Journal of Environmental Management
School of Engineering
Remediating sites contaminated with light non-aqueous phase liquids (LNAPLs) is a demanding and often prolonged task. It is vital to determine when it is appropriate to cease engineered remedial efforts based on the long-term effectiveness of remediation technology options. For the first time, the long term effectiveness of a range of LNAPL remediation approaches including skimming and vacuum-enhanced skimming each with and without water table drawdown was simulated through a multi-phase and multi-component approach. LNAPL components of gasoline were simulated to show how component changes affect the LNAPL's multi-phase behaviour and to inform the risk profile of the LNAPL. The four remediation approaches along with five types of soils, two states of the LNAPL specific mass and finite and infinite LNAPL plumes resulted in 80 simulation scenarios.
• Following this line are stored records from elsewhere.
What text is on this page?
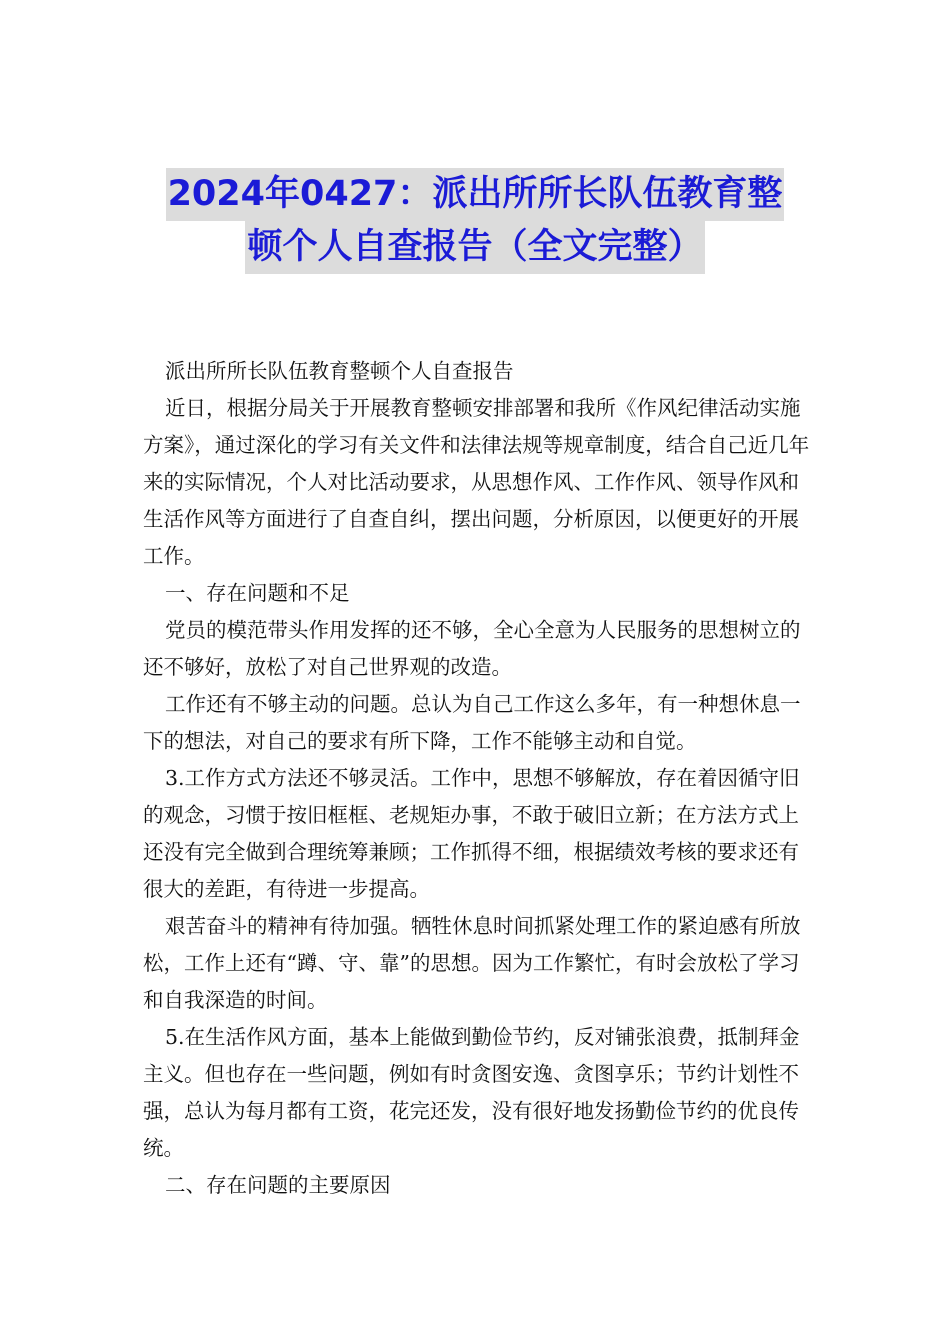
2024年0427：派出所所长队伍教育整
顿个人自查报告（全文完整）

派出所所长队伍教育整顿个人自查报告

近日，根据分局关于开展教育整顿安排部署和我所《作风纪律活动实施方案》，通过深化的学习有关文件和法律法规等规章制度，结合自己近几年来的实际情况，个人对比活动要求，从思想作风、工作作风、领导作风和生活作风等方面进行了自查自纠，摆出问题，分析原因，以便更好的开展工作。

一、存在问题和不足

党员的模范带头作用发挥的还不够，全心全意为人民服务的思想树立的还不够好，放松了对自己世界观的改造。

工作还有不够主动的问题。总认为自己工作这么多年，有一种想休息一下的想法，对自己的要求有所下降，工作不能够主动和自觉。

3.工作方式方法还不够灵活。工作中，思想不够解放，存在着因循守旧的观念，习惯于按旧框框、老规矩办事，不敢于破旧立新；在方法方式上还没有完全做到合理统筹兼顾；工作抓得不细，根据绩效考核的要求还有很大的差距，有待进一步提高。

艰苦奋斗的精神有待加强。牺牲休息时间抓紧处理工作的紧迫感有所放松，工作上还有“蹲、守、靠”的思想。因为工作繁忙，有时会放松了学习和自我深造的时间。

5.在生活作风方面，基本上能做到勤俭节约，反对铺张浪费，抵制拜金主义。但也存在一些问题，例如有时贪图安逸、贪图享乐；节约计划性不强，总认为每月都有工资，花完还发，没有很好地发扬勤俭节约的优良传统。

二、存在问题的主要原因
Effective conservative mass removal endpoints for all the simulations were determined. As a key driver of risk, the persistence and mass removal of benzene was investigated across the scenarios. The time to effectively achieve a technology endpoint varied from 2 to 6 years. The recovered LNAPL in the liquid phase varied from 5% to 53% of the initial mass. The recovered LNAPL mass as extracted vapour was also quantified. Additional mass loss through induced biodegradation was not determined. Across numerous field conditions and release incidents, graphical outcomes provide conservative (i.e. more prolonged or greater mass recovery potential) LNAPL remediation endpoints for use in discussing the halting or continuance of engineered remedial efforts.